Used internally to build few-shot demonstration examples.

Arguments:

  • input_str - Short example phrase to transform.
  • mode - One of "FWO", "FCW", "FCS", or "FMM".

Returns:

Obfuscated version of input_str using the chosen mode.

split_sentence_in_half

def split_sentence_in_half(input_str: str)

Split input_str roughly in half at a word boundary.

Arguments:

  • input_str - Sentence to split.

Returns:

Tuple of (first_half, second_half) strings.

generate

def generate(harm_prompt: str)

Build the obfuscated attack message list for harm_prompt.

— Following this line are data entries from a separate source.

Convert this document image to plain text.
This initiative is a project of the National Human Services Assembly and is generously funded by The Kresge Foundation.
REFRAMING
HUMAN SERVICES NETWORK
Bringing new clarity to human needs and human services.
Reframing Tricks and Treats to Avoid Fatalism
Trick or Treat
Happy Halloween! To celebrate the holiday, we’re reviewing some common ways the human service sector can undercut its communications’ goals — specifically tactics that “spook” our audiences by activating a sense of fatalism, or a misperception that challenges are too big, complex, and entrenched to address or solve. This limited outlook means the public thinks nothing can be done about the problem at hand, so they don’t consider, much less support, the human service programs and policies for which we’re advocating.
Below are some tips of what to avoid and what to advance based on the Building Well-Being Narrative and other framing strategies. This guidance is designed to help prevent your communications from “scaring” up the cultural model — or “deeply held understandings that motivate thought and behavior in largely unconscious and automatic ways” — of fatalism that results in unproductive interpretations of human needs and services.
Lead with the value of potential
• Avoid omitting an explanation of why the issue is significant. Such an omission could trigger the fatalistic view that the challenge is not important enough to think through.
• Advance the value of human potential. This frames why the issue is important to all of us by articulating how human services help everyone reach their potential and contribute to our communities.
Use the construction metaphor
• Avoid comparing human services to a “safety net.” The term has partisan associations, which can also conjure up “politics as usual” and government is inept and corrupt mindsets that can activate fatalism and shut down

Stateless: each call starts from the base system prompt so the method is safe to call for multiple goals in sequence.

Arguments:

  • harm_prompt - The original harmful request to obfuscate.

Returns:

Tuple of:

  • log (str): Debug string, e.g. "TASK is '...'".
  • attack (list[dict]): OpenAI chat-format message list with "system" and "user" entries.

Raises:

  • 1 - If self.flip_mode`` is not a recognised mode.

run

@with_tui_logging(logger_name="hackagent.attacks", level=logging.INFO)
def run(goals: List[str]) -> List[Dict]

Execute the full FlipAttack pipeline.

Uses a split-phase approach: the coordinator is created without goal Results upfront. After the Generation step, Results are created only for the surviving goals that will actually be tested.

Arguments:

  • goals - A list of goal strings to test.

Returns:

List of dictionaries containing evaluation results, or empty list if no goals provided.